Ich gab ja beiden Teilen die Schuld an dem Dilemma. Er hatte sein Scherflein dazu beigetragen, genauso wie ich. Wir waren beide Dickköpfe, wobei ich diese Eigenschaft an mir so noch gar nicht kannte. Dumm nur, dass ich das Wort Liebe nicht mehr genau definieren konnte. War das Liebe, was da passierte?
„Ohne die Liebe, Freundchen, wärst du überhaupt nicht hier. Und ohne sie hätte dich Angelo einfach rausgeschmissen. Aber das hat er erst, als er im Brunnen lag. Lass das mal auf dich zukommen.“ Ja, die Frage war eben nur, wie lange und wie oft noch? Mein Entschluss, Frankfurt nur mit einer klipp und klaren Entscheidung zu verlassen, bekam oberste Priorität.
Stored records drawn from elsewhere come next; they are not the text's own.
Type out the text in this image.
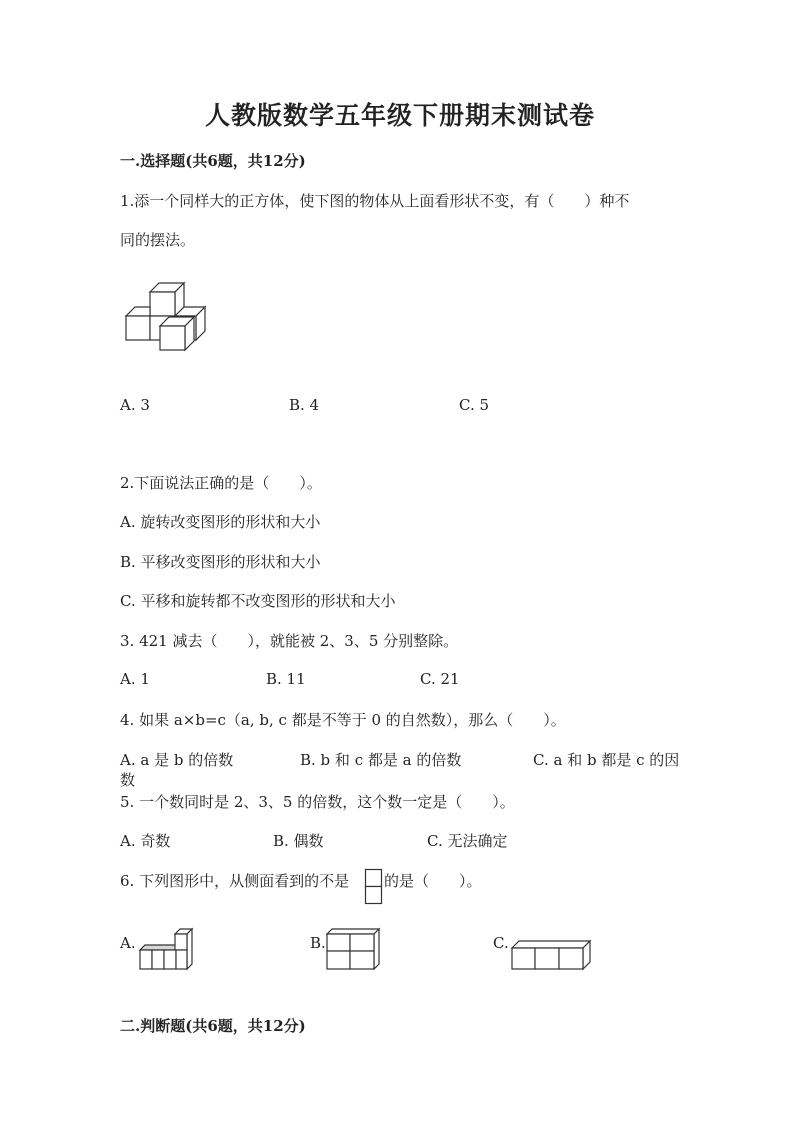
人教版数学五年级下册期末测试卷
一.选择题(共6题，共12分)
1.添一个同样大的正方体，使下图的物体从上面看形状不变，有（　　）种不
同的摆法。
A. 3	B. 4	C. 5
2.下面说法正确的是（　　）。
A. 旋转改变图形的形状和大小
B. 平移改变图形的形状和大小
C. 平移和旋转都不改变图形的形状和大小
3. 421 减去（　　），就能被 2、3、5 分别整除。
A. 1	B. 11	C. 21
4. 如果 a×b=c（a, b, c 都是不等于 0 的自然数），那么（　　）。
A. a 是 b 的倍数	B. b 和 c 都是 a 的倍数	C. a 和 b 都是 c 的因
数
5. 一个数同时是 2、3、5 的倍数，这个数一定是（　　）。
A. 奇数	B. 偶数	C. 无法确定
6. 下列图形中，从侧面看到的不是 的是（　　）。
A.	B.	C.
二.判断题(共6题，共12分)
Einen kurzen Zwischenstand gab ich meinen Eltern dann per Handy durch. Halt nur, dass ich Angelo gefunden hätte, die Nacht über wahrscheinlich in Frankfurt bleiben und ich mich wieder melden würde. Dass es mir gut ging stimmte zwar so nicht, aber das wollen die doch immer hören. Zum Glück kamen keine Fragen.

Später stand ich dann vor dem großen Mietshaus, wo ich angeblich Unterkunft finden würde. „Kienmann.“ Dieser Name stand auf dem kleinen Zettel. Ich fragte mich, wieso Kassini den in seiner Hosentasche hatte.
Ich drückte den Klingeknopf und wurde ohne Fragen eingelassen. Anscheinend wusste man bereits von meiner Ankunft. Diese Vermutung beruhigte mich.

Wie meistens in solchen Fällen wohnten der, die oder das ganz oben, im 5. Stock. Weit und breit kein Aufzug..

Als ich in der 3. Etage ankam, klingelte mein Handy. „Felix“ Ich setzte mich auf die Treppe.

»Hallo Ralf. Wie geht’s?«

Schön, dass sich wenigstens einer um meinen Zustand kümmerte. »Gut. Ich bin grade in Frankfurt..«

»Oh.. Angelo, wie?«

»So ist es.«

»Und? Was sagt er?«

»Na ja, begeistert ist er nicht. Aber genaues.. du, ich ruf dich wieder an, okay?«

»Ja klar. Denn mal viel Glück. Bis dann. Ciao.«

Viel Glück. Ja, irgendwie könnte ich es brauchen. Ich rappelte mich auf und setzte meinen Weg nach oben fort.

Etwas geschafft stand ich dann vor der Tür. Sie war nur angelehnt und ich klopfte.

»Hallo?«

»Komm rein«, hörte ich eine männliche Stimme. Man erwartete mich also tatsächlich.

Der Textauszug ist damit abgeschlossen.